Steven R. Pliszka, James T. McCracken, James W. Maas

Research output: Contribution to journalArticlepeer-review

378 Scopus citations


Objective: To provide an update on the 'catecholamine hypothesis' of attention-deficit hyperactivity disorder (ADHD). Method: Recent work examining the measurement of the norepinephrine, epinephrine, and dopamine systems in ADHD and normal subjects is reviewed and discussed in the context of recent neuroimaging and animal studies. Results: While data clearly indicate a role for all three of the above neurotransmitters in ADHD, a hypothesis suggesting 'too much' or 'too little' of a single neurotransmitter will no longer suffice. The central norepinephrine system may be dysregulated in ADHD, such that this system does not efficiently 'prime' the cortical posterior attention system to external stimuli.
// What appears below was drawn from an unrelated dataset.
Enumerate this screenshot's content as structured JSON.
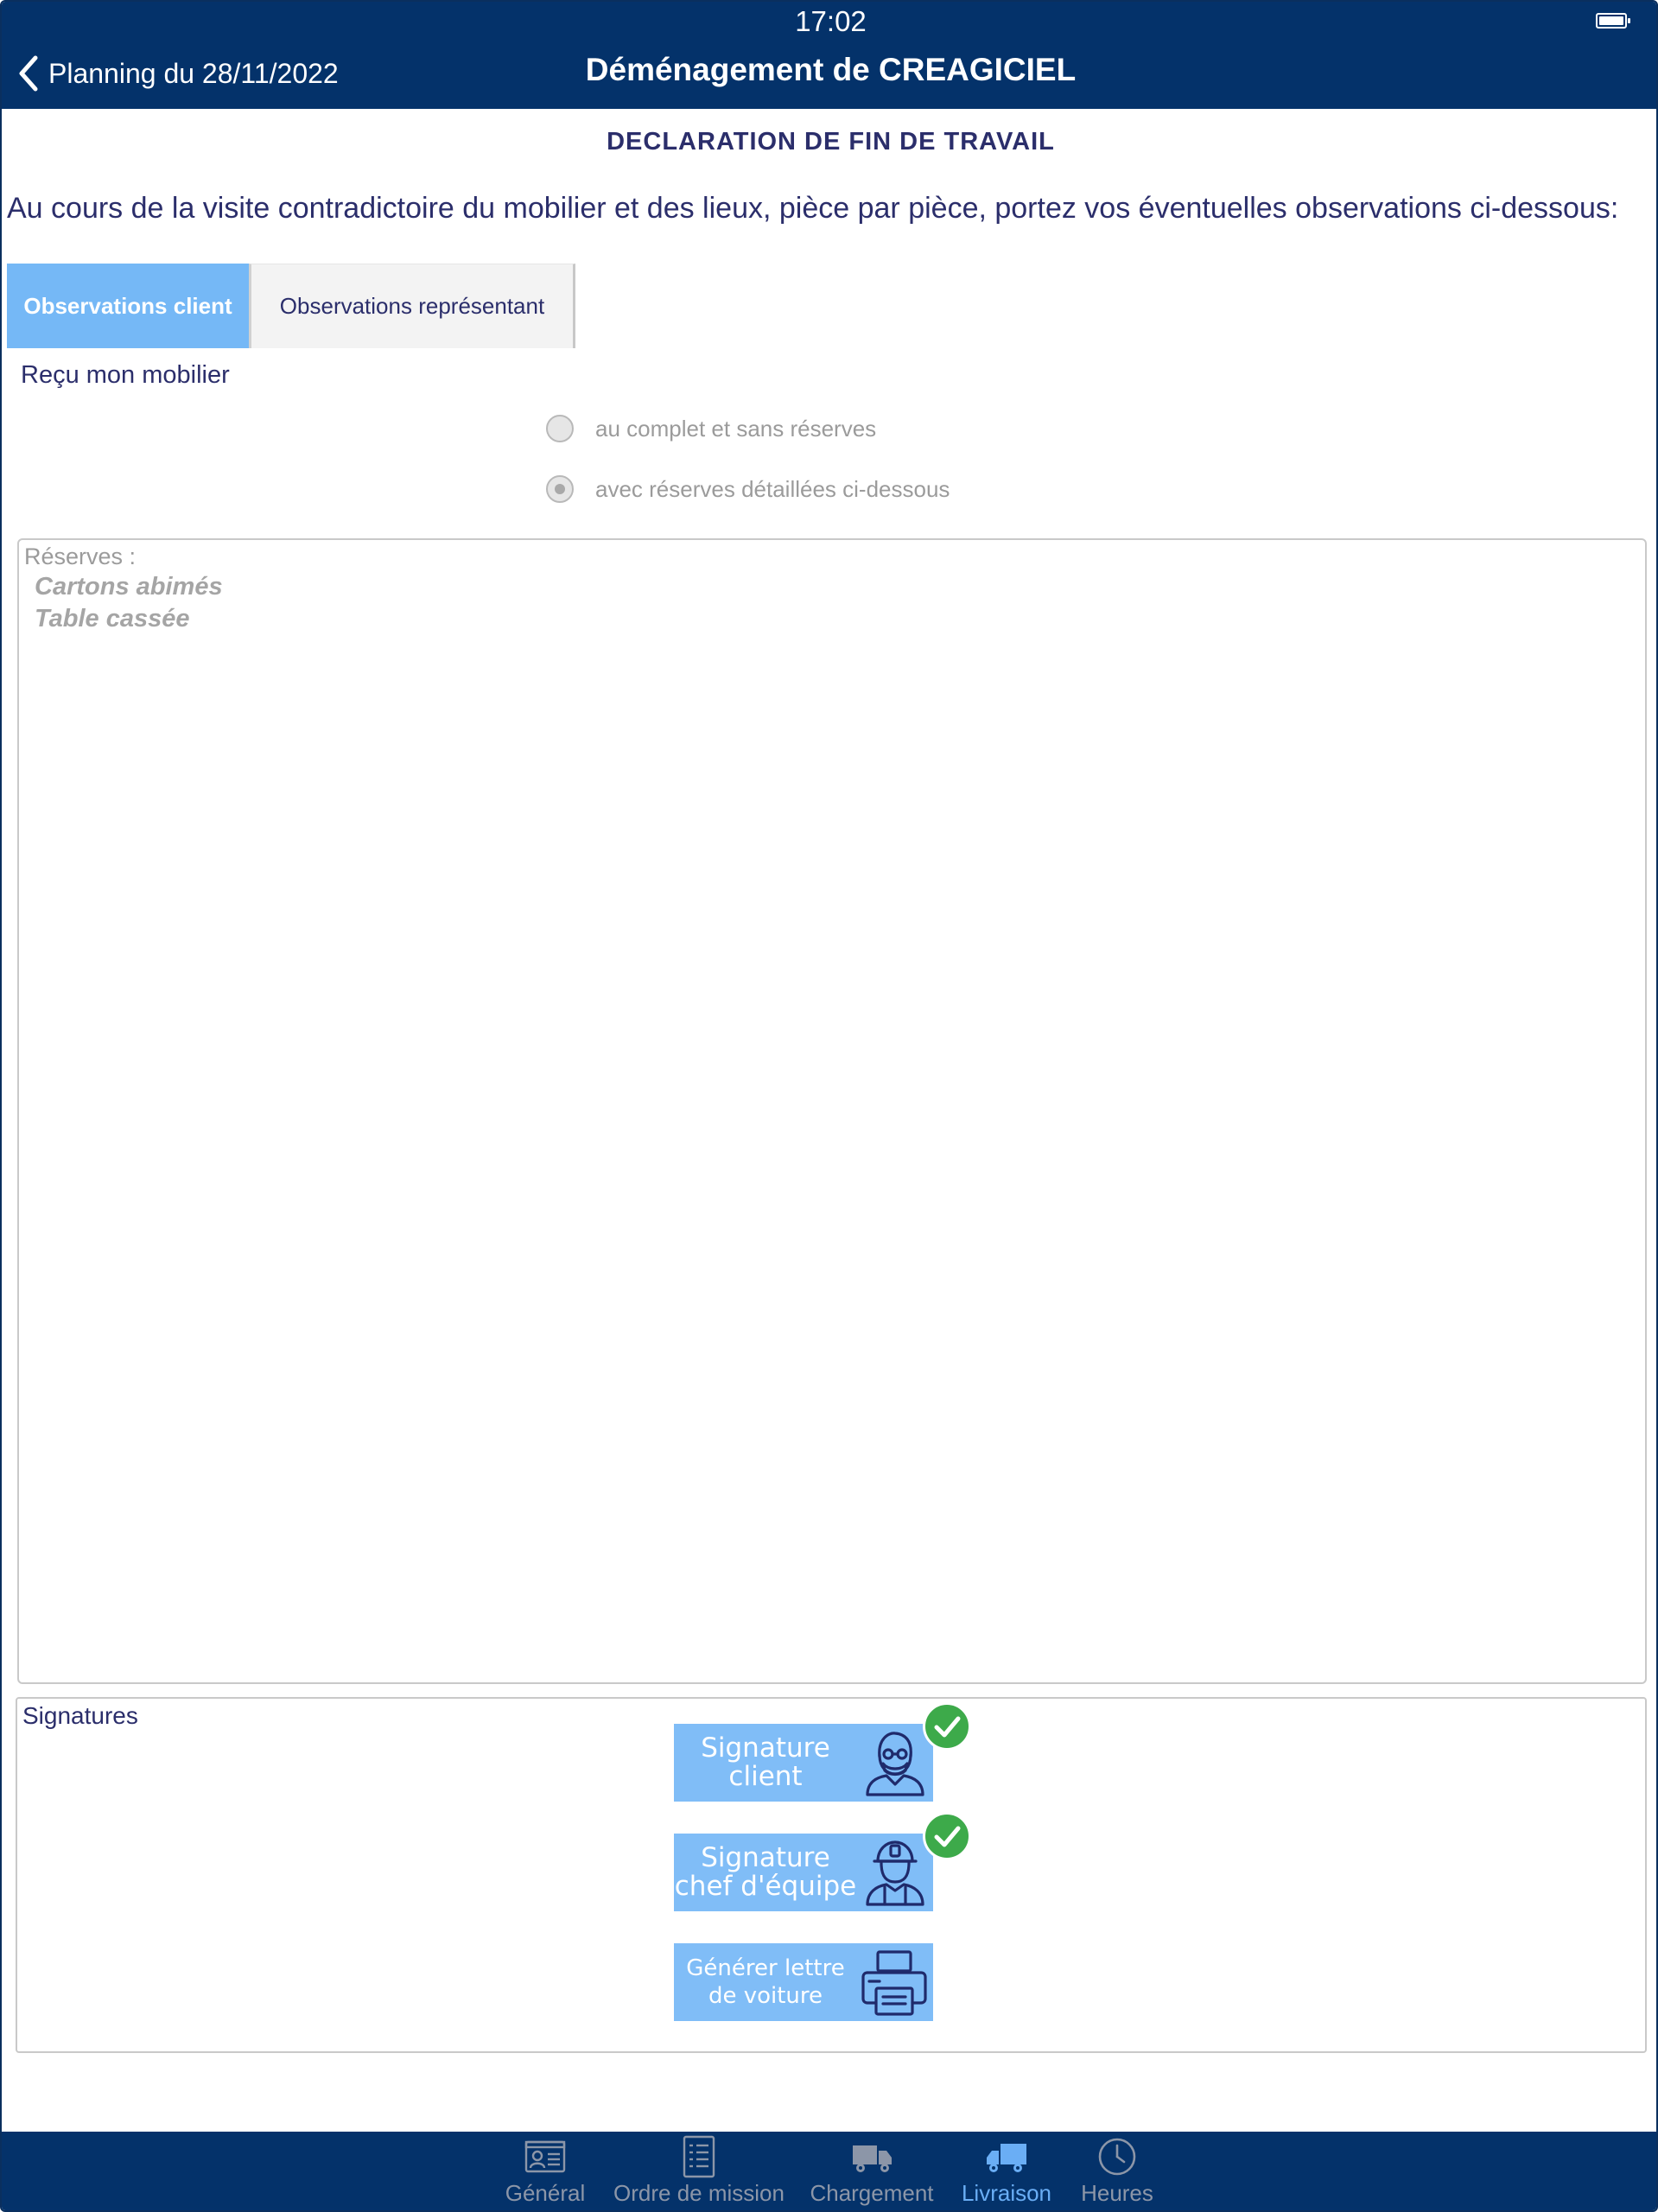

Effective mental processing of information involves an anterior 'executive' attention system which may depend on dopaminergic input. The peripheral epinephrine system may be a critical factor in the response of individual with ADHD to stimulant medication. Conclusion: A multistage hypothesis is presented which emphasizes the interaction of norepinephrine, epinephrine, and dopamine in modulation of attention and impulse control.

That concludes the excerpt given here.